Nonostante sia al centro di un progetto di riqualificazione dell’area che prevede, tra gli altri, l’inclusione di parti della fornace in un complesso commerciale e la costruzione di un impianto di risalita che parta proprio dal terreno antistante la struttura fino al convento di Santa Chiara, la fornace è stata lasciata nel più completo degrado per anni. E continua a cadere.
LA STORIA. La struttura, costruita attorno alla metà del 1800, visse un periodo glorioso. All’epoca, in piena rivoluzione industriale, questa fabbrica di laterizi rappresentava il punto di partenza di qualsiasi nuova costruzione o ristrutturazione nel Montefeltro. Nel 1908 venne acquisita dai fratelli Volponi. Il figlio di uno dei due proprietari si chiamava Paolo, classe 1924, e passò la sua adolescenza in questa fabbrica: ne assorbì le ideologie anarchica e repubblicana che trovavano spazio tra i lavoratori del settore industriale dell’epoca. Crescendo, divenne prima partigiano, poi poeta, e infine senatore della Repubblica.
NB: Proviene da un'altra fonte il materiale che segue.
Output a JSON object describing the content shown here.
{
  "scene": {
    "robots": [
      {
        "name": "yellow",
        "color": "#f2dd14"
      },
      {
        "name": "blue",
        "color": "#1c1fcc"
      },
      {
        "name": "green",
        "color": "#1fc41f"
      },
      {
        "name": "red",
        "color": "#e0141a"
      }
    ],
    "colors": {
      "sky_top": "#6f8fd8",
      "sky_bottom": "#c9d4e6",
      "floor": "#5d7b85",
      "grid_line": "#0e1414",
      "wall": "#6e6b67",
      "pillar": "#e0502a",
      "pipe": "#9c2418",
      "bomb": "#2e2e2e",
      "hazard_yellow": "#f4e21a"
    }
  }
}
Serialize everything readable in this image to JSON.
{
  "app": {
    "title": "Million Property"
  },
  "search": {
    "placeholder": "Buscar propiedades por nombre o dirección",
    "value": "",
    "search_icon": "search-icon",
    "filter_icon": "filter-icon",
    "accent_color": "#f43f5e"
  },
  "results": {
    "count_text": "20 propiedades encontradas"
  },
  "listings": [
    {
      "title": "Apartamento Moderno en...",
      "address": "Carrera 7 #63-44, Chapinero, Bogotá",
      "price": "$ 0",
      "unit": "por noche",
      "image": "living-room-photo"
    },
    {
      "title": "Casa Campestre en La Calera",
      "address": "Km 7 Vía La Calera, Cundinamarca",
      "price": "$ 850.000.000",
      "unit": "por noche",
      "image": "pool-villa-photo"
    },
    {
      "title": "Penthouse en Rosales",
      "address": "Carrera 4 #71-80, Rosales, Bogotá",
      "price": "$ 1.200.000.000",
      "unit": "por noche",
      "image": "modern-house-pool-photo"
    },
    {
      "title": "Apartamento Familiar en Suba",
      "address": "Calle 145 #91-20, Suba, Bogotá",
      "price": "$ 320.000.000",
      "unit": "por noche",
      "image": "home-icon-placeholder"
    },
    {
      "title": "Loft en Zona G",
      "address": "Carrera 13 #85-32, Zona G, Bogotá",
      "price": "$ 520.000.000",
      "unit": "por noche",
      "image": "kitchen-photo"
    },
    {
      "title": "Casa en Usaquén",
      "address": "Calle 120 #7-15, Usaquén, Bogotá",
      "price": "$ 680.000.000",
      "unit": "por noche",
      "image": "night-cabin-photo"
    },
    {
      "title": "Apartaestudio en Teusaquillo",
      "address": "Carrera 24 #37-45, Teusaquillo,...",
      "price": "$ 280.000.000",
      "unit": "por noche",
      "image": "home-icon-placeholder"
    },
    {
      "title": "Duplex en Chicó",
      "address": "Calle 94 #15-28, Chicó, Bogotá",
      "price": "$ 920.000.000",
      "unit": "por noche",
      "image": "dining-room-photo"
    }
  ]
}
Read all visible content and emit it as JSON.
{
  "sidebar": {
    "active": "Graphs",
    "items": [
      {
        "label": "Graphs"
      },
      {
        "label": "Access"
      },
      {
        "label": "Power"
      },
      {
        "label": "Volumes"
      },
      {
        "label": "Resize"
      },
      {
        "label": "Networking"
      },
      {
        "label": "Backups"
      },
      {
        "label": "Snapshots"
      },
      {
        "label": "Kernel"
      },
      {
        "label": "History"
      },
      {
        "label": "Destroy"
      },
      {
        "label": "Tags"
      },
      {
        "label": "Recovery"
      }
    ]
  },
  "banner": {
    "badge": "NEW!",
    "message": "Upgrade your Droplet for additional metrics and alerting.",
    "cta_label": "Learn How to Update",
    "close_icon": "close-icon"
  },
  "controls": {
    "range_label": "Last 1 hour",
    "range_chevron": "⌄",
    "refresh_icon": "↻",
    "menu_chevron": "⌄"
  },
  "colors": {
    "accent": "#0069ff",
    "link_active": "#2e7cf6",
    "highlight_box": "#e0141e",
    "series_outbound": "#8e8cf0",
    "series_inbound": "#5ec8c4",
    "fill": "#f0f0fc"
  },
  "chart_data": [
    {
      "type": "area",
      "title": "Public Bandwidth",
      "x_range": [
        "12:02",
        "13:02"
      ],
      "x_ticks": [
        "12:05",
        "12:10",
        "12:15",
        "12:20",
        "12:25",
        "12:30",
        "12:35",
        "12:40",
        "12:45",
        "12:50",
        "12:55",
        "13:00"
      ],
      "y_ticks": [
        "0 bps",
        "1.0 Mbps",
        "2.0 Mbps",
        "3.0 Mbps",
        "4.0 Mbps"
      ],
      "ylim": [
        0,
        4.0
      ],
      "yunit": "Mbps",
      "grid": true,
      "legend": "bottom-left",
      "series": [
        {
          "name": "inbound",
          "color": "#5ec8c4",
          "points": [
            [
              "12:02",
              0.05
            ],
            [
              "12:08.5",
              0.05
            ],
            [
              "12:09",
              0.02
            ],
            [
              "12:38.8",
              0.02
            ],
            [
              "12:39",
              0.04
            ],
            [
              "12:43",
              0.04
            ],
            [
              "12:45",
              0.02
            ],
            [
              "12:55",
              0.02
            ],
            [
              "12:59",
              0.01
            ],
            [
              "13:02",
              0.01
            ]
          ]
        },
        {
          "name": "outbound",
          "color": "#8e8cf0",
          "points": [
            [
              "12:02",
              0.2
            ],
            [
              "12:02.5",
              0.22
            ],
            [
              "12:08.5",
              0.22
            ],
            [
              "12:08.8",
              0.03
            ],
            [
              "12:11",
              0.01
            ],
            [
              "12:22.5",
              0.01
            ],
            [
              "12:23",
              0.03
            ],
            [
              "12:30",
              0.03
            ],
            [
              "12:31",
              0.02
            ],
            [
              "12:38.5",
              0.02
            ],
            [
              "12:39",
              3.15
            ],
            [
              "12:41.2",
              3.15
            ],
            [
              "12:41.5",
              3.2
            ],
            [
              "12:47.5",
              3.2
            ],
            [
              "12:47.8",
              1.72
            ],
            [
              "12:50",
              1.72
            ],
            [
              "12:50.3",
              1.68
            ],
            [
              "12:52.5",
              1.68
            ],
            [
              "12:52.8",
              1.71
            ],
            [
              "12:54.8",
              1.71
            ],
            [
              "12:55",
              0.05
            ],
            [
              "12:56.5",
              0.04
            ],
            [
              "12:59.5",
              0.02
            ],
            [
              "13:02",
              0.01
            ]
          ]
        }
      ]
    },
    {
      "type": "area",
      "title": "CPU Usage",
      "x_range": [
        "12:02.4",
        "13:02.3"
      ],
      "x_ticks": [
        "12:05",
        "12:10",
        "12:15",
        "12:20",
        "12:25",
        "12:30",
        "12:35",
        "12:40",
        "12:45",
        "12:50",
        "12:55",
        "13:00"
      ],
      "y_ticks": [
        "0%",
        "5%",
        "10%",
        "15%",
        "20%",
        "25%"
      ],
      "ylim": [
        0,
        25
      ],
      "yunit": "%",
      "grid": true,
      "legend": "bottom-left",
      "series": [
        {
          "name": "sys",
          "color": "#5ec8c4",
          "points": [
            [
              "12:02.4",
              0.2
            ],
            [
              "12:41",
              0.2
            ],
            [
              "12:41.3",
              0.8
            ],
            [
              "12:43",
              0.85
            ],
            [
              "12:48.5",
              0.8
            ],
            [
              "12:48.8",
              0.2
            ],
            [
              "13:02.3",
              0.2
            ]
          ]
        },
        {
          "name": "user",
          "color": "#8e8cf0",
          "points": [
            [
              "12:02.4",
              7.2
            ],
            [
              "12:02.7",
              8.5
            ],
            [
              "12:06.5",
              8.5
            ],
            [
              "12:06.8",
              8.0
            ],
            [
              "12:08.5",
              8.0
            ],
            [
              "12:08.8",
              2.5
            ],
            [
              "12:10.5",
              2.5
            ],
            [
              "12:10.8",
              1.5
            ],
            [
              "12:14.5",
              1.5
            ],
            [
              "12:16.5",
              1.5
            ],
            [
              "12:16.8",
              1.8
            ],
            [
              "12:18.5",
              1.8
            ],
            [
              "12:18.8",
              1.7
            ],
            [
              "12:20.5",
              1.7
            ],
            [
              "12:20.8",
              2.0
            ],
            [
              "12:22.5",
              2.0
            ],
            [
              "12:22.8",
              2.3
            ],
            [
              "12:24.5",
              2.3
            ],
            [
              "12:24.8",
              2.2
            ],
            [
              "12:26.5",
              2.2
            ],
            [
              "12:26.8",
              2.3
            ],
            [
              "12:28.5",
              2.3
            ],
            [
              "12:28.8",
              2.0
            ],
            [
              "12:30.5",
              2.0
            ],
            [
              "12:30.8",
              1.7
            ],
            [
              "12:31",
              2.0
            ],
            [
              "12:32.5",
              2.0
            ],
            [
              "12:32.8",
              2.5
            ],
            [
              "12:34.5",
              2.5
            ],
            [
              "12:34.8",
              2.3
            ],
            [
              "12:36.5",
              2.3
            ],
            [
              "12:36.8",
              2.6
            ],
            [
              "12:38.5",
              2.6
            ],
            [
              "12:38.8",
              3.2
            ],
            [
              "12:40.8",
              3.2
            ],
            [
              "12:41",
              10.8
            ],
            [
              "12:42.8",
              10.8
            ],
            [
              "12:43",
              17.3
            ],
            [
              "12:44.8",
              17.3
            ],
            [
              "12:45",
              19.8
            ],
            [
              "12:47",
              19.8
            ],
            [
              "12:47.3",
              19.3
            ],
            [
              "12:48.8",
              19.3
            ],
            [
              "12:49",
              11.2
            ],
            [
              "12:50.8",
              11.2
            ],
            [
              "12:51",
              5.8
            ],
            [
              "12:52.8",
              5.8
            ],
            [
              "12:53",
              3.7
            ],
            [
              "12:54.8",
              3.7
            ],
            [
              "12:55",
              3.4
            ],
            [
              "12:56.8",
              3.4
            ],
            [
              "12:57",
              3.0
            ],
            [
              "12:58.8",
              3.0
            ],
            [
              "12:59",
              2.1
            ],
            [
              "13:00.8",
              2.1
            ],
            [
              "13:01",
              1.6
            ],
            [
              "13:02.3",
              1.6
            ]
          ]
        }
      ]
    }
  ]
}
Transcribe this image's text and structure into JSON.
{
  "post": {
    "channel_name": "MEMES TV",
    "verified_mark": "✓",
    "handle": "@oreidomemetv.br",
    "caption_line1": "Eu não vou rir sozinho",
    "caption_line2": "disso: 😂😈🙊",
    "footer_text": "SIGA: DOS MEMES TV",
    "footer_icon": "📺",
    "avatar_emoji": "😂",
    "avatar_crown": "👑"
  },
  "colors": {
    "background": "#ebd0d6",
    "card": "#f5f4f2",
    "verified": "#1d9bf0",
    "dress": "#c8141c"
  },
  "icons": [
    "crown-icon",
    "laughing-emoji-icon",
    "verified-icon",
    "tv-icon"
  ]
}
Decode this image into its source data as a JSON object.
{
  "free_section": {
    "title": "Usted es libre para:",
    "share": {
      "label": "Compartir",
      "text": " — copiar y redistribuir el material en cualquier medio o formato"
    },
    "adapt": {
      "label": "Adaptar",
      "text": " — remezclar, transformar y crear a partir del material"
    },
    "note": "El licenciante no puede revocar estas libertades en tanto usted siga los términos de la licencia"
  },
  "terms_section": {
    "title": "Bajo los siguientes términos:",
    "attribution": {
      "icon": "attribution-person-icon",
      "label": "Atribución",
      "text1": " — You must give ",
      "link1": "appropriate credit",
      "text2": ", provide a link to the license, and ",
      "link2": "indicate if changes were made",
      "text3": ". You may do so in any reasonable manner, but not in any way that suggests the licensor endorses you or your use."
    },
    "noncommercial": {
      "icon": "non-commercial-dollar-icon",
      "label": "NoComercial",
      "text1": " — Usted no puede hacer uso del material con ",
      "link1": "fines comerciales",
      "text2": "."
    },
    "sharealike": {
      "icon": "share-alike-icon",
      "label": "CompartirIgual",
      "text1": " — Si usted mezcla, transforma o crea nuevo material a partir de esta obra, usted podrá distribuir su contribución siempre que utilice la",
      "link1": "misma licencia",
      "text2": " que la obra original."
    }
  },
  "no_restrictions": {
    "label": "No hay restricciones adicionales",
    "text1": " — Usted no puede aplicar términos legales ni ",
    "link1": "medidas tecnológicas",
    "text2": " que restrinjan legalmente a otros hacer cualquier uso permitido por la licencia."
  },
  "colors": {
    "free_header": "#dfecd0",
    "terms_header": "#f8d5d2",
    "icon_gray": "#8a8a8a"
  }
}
Nessuno se ne ricorda, ma la fornace ha fornito i mattoni per la costruzione del Collegio del Colle, iniziata nel 1965: mattoni che, come ha raccontato lo stesso architetto Giancarlo de Carlo in un’intervista apparsa sul volume ‘Costruire in laterizio’, “sono impermeabili al passaggio dell’acqua. Si potrebbe dire che venivano prodotti come il pane, impastati, lasciati al sole ad asciugare, poi cotti e infine messi all’aria”. Un prodotto di ottima qualità che aveva pochi pari nel Montefeltro, come spiega lo studio sulla fornace condotto da Ramona Quattrini e Paolo Clini, docenti di ingegneria civile presso l’Università Politecnica delle Marche.
I PROGETTI. Con la chiusura della fabbrica, nel 1971, per l’edificio è cominciato un lento degrado. Di proprietà di una società, per trent’anni nella fornace si sono susseguiti crolli su crolli. Poi l’idea del Comune di Urbino di riqualificare l’intero versante sud-est della città ponendo fine all’eterna questione della carenza di parcheggi: commissionato allo studio di architetti ‘Spada e associati’ nel 2000 il progetto, frutto della mente di Giancarlo de Carlo, prevedeva “il recupero, a usi culturali, dell’antica fornace e la realizzazione di un’area di interscambio con parcheggi in sotterraneo e un sistema di scale mobili che conduce in Centro Storico”. L’area, di circa 60.000 mq, era sottoposta a vincolo paesaggistico.
Ma del progetto non se n’è fatto più nulla. Nel 2008, invece, il Comune cambia rotta, e inserisce la fornace Volponi semi-crollata in un più ampio progetto, che vede la struttura (o meglio, quel che ne resta) inglobata in un polo commerciale, la costruzione di un ampio parcheggio e una funivia che colleghi la ex-fornace al convento di Santa Chiara. Peccato che, nonostante il progetto attuativo sia stato approvato (come anche la convenzione con i proprietari), non ci siano i fondi per la funicolare. E nell’attesa di un finanziamento, pezzo dopo pezzo se ne va un’importante testimonianza di archeologia industriale e un punto di riferimento per tutti gli urbinati.